For one, many referees online turn into part time authors. This is great. We can all play more or less the same game and still *make* something. I think the do-it-yourself aspect of easy desktop publishing and print on demand and sites like RPG Now made a huge difference. +Rob Conley said it in a blog post, recently: What everybody forgets about the OSR.
What everybody forgets about the OSR
That is why I have no actual favorite pieces. It’s the act of enthusiastically presenting them to the world that makes all the difference. Spells, monsters, house rules, advice. I just love being part of the conversation without having any particular favorite words.
You already know that I think the discussion of Eero Tuovinen’s D&D campaign is the best. There, he treats D&D rules as oral tradition. If people remember a rule, it is applied. If a new rule is proposed on the spot, it is applied and if it remembered the next time such a situation comes up, it is applied again. The rules are what people can remember. Slowly, rules fade out and new ones fade in. It’s a living, mutual understanding of how the game will be played.
the discussion of Eero Tuovinen’s D&D campaign
Just read the first three posts by Eero in the thread and you’ll have the gist of it.
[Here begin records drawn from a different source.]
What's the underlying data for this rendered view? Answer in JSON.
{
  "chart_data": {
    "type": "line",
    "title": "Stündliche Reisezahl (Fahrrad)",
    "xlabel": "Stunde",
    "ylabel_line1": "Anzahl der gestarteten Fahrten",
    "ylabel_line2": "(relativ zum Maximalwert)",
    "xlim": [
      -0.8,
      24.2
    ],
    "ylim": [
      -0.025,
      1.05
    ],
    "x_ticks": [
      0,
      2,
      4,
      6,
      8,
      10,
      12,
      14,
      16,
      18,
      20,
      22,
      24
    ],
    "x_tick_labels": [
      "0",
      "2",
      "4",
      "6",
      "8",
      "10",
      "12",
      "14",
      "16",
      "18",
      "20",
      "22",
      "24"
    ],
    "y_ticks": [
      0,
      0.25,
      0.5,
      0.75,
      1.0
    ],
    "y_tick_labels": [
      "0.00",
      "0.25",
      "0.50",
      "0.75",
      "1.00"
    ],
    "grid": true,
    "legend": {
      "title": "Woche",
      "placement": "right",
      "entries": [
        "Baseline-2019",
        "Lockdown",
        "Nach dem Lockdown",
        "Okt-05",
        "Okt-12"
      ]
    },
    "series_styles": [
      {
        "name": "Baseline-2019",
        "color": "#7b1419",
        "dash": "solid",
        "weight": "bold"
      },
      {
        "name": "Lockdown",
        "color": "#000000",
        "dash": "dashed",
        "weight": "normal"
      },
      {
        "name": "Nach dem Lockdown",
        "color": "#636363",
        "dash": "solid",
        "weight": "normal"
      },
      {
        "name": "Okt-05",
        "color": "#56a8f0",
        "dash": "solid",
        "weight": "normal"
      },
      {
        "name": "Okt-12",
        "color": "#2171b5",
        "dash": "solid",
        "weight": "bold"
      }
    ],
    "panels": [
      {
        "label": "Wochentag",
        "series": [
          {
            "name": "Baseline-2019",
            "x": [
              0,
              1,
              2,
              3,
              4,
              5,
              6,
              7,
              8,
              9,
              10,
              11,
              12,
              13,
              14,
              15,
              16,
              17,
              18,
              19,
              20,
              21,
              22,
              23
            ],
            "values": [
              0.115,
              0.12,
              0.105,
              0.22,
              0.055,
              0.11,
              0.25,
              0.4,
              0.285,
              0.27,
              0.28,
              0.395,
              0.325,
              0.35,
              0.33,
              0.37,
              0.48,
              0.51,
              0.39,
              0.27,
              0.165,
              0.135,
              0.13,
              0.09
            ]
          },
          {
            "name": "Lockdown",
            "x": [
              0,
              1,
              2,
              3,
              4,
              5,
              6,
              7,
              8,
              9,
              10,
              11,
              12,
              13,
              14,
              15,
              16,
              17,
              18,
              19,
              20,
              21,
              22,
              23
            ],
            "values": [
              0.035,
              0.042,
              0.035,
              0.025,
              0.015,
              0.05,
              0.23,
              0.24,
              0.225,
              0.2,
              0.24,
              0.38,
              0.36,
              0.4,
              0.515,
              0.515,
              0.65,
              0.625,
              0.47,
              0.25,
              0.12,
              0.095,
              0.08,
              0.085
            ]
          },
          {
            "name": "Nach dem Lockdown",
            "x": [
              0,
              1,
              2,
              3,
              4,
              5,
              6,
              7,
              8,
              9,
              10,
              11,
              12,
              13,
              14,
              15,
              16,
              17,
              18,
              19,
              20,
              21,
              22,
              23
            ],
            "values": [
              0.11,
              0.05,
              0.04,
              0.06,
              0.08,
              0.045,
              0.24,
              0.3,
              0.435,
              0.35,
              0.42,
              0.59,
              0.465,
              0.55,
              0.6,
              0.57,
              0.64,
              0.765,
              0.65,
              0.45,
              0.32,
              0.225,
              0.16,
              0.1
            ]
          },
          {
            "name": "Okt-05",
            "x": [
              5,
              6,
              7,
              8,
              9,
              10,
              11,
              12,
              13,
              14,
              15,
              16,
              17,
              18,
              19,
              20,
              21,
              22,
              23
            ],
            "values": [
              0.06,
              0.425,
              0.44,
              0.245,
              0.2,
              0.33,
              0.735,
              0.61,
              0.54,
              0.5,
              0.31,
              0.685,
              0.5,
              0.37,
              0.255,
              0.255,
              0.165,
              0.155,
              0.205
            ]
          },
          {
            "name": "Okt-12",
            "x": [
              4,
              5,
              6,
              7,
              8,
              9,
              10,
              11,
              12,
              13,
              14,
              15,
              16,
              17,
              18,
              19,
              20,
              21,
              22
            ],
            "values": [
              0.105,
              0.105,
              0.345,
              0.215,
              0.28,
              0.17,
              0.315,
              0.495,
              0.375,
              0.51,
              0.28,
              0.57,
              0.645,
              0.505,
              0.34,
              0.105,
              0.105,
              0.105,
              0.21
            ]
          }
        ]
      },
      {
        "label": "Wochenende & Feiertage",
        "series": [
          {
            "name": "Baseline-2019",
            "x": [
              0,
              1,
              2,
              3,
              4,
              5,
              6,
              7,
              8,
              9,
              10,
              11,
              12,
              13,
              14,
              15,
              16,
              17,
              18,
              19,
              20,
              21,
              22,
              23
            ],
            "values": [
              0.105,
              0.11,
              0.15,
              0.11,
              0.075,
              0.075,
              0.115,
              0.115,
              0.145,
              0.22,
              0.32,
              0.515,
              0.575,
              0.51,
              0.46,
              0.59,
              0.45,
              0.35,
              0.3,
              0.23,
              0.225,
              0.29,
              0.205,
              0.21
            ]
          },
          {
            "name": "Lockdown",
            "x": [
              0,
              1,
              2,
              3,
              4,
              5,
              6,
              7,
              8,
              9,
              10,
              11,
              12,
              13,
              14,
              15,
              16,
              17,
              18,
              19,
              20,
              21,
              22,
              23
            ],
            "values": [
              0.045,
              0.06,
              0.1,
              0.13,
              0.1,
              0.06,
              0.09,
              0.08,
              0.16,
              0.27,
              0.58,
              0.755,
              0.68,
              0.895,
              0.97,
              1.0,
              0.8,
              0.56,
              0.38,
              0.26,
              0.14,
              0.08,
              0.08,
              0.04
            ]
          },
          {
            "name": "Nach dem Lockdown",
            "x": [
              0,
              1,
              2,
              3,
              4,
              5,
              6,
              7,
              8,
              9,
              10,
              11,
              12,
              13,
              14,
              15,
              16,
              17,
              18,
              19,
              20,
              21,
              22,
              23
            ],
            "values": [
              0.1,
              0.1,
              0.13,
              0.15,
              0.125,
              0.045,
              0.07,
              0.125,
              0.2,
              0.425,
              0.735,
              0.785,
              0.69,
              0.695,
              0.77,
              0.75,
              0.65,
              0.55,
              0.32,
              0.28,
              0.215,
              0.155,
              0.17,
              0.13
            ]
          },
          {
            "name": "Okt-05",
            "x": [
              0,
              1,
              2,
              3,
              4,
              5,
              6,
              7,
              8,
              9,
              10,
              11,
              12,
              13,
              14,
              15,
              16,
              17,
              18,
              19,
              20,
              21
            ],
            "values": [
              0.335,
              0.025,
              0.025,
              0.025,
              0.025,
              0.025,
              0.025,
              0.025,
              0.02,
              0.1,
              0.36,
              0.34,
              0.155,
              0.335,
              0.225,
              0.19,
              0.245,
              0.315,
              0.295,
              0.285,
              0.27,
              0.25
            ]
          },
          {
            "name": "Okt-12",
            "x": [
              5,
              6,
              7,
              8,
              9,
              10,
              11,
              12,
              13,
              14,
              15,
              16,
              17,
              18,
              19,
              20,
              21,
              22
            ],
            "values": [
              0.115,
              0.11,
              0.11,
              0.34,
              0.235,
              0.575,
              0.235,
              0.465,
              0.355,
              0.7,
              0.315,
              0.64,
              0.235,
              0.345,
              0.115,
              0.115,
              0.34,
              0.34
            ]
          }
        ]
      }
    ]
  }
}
“My viewpoint on this ultimately indicates that most of D&D writing is necessarily of secondary concern, as most of that writing focuses on mechanical resolution concepts. This means that these writers, starting with Gygax, have failed to actually address the first-order concerns that gamers need to be able to overcome to play the game successfully: instead of telling us how he set up his sandbox campaign and how his group negotiated challenges, Gygax tells us about the outcome of this process of play. He tells us that *after playing the game* their group had established these sorts of character classes, and this is how their thieves picked pockets, and this is how shields worked vs. polearms. However, he never tells us the bit that I’m absolutely convinced about today after playing the game myself, that the GM’s referee position cannot work without a clear system of precedent. He also doesn’t tell us how these rulings need to be rooted in the fictional concerns of the group, and how there are no absolutely right or wrong choices for how to handle the individual resolution details. What we get instead is this myth where a long playtest has stabilized a genius rules system, and you’re not really playing AD&D if you don’t follow every brainfart rules subsystem written down by Gygax. I think that history has amply shown that the way D&D uses rules means that these rules are necessarily tied into a time and a place, into specific nuances of how people play and what they care about their fiction.”
– Eero Tuovinen
So this is where I get my position that I care about how rulings get made. I am much less interested in the actual rules themselves, the “pieces of the OSR.”